# 65 Convertible rear arm rest attaching hardware



## Scott06 (May 6, 2020)

I am getting ready to install the rear armrests in my 65 GTO convertible. I bought the car all taken apart so I have no idea what screws are used where to attach these to the body/ Does anyone have any photos or drawings of what is used to attach?


----------



## Sick467 (Oct 29, 2019)

They are Pan Head Screws (two per armrest) and they are just screwed into the inner steel panel behind the inerior panels. There should be holes in the interior panels that would lind up with the holes in the inner steel panel.

#14 Pan Head Sheet Metal Screws - 1-3/4" long. The originals had 10 threads per inch, but Ames sells them with 14 threads per inch...75 cents each.

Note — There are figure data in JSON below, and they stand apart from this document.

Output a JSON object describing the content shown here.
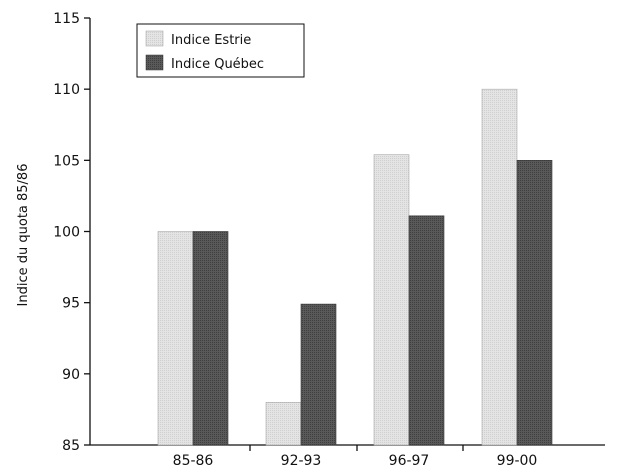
{
  "chart_data": {
    "type": "bar",
    "categories": [
      "85-86",
      "92-93",
      "96-97",
      "99-00"
    ],
    "series": [
      {
        "name": "Indice Estrie",
        "values": [
          100,
          88,
          105.4,
          110
        ],
        "color": "#e2e2e2"
      },
      {
        "name": "Indice Québec",
        "values": [
          100,
          94.9,
          101.1,
          105
        ],
        "color": "#555555"
      }
    ],
    "xlabel": "",
    "ylabel": "Indice du quota 85/86",
    "ylim": [
      85,
      115
    ],
    "yticks": [
      85,
      90,
      95,
      100,
      105,
      110,
      115
    ],
    "grid": false,
    "legend_position": "top-left"
  }
}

Here's the link to the Ames part...



Search Parts


----------



## Scott06 (May 6, 2020)

Sick467 said:


> They are Pan Head Screws (two per armrest) and they are just screwed into the inner steel panel behind the inerior panels. There should be holes in the interior panels that would lind up with the holes in the inner steel panel.
> 
> #14 Pan Head Sheet Metal Screws - 1-3/4" long. The originals had 10 threads per inch, but Ames sells them with 14 threads per inch...75 cents each.
> 
> ...


Thank you


----------